Nearby cycles of parahoric shtukas, and a fundamental lemma for base change

TL;DR

This paper computes Frobenius-Hecke trace formulas for nearby cycles of shtukas at parahoric places and uses this to prove a base change fundamental lemma for parahoric Hecke algebras, extending Ngo's work to positive characteristic.

Contribution

It provides a geometric proof of the base change fundamental lemma for parahoric Hecke algebras in positive characteristic, generalizing Ngo's spherical case.

Findings

Computed trace of Frobenius with Hecke operators on nearby cycles

Proved a base change fundamental lemma for parahoric Hecke algebras

Extended Ngo's theorem to positive characteristic for GL_n

Abstract

Using the Langlands-Kottwitz paradigm, we compute the trace of Frobenius composed with Hecke operators on the cohomology of nearby cycles, at places of parahoric reduction, of perverse sheaves on certain moduli stacks of shtukas.
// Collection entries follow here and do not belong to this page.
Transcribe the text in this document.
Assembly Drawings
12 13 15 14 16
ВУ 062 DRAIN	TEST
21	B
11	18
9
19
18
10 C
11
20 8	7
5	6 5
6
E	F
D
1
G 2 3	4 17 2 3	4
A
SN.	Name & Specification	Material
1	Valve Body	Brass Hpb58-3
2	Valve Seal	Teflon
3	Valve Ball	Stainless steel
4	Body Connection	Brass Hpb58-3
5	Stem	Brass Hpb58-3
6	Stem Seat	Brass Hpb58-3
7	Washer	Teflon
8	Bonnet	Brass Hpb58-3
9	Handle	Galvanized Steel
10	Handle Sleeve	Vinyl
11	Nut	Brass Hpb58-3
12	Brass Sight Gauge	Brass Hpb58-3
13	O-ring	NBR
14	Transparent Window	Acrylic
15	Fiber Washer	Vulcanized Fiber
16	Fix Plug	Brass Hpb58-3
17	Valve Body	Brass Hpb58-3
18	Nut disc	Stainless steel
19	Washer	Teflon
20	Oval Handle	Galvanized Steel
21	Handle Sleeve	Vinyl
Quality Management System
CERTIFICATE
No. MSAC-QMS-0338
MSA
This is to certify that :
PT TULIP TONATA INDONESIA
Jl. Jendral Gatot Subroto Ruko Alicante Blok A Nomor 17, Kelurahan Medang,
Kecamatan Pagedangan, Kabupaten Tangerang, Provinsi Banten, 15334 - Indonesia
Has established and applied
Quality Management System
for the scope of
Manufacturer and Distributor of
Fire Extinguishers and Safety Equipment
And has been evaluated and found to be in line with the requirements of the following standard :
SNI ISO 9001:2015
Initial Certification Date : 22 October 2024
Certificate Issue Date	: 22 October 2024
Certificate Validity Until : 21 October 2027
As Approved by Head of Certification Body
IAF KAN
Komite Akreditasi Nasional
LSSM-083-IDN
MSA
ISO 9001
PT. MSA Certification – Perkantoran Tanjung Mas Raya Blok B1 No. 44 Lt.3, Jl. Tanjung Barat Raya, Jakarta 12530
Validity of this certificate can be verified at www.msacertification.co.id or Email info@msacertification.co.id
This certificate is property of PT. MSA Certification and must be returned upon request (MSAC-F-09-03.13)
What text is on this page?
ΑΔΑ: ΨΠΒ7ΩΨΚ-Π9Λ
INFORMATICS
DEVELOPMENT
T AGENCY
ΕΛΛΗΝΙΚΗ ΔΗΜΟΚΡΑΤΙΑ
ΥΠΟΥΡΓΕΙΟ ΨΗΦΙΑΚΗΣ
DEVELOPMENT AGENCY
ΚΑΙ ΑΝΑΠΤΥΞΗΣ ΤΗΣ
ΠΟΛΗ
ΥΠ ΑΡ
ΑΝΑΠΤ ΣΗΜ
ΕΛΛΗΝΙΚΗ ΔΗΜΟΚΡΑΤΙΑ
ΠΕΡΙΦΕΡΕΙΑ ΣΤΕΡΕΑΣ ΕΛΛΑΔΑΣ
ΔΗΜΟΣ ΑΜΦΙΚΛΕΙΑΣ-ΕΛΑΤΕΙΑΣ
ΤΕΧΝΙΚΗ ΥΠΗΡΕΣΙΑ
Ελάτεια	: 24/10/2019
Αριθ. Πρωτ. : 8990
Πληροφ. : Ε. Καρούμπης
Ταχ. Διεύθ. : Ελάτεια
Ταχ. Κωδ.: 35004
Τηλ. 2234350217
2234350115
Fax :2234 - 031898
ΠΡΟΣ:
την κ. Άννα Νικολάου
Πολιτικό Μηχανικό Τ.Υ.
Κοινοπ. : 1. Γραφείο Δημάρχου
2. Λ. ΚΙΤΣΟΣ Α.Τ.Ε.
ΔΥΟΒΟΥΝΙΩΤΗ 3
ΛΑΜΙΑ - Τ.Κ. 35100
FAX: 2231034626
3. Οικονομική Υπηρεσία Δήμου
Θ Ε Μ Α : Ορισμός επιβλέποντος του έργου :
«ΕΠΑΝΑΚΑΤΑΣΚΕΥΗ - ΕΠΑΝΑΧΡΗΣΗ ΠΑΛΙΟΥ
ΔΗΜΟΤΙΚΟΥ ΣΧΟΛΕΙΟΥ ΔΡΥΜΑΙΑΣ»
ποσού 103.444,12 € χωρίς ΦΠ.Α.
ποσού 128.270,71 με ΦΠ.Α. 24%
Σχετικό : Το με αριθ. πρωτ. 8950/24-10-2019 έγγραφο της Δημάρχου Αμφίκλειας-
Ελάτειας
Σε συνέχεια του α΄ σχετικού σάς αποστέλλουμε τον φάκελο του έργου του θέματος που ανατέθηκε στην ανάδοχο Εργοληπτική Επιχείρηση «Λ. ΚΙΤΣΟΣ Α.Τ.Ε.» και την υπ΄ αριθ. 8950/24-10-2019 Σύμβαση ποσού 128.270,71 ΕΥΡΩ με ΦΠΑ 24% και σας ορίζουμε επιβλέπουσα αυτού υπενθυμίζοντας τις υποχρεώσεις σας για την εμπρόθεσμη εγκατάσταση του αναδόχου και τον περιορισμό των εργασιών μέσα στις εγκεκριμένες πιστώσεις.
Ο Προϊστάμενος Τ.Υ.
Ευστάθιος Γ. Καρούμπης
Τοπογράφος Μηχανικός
Following an argument of Ngo, we then use this to give a geometric proof of a base change fundamental lemma for parahoric Hecke algebras for GL_n over local function fields. This generalizes a theorem of Ngo, who proved the base change fundamental lemma for spherical Hecke algebras for GL_n over local function fields, and extends to positive characteristic (for GL_n) a fundamental lemma originally introduced and proved by Haines for p-adic local fields.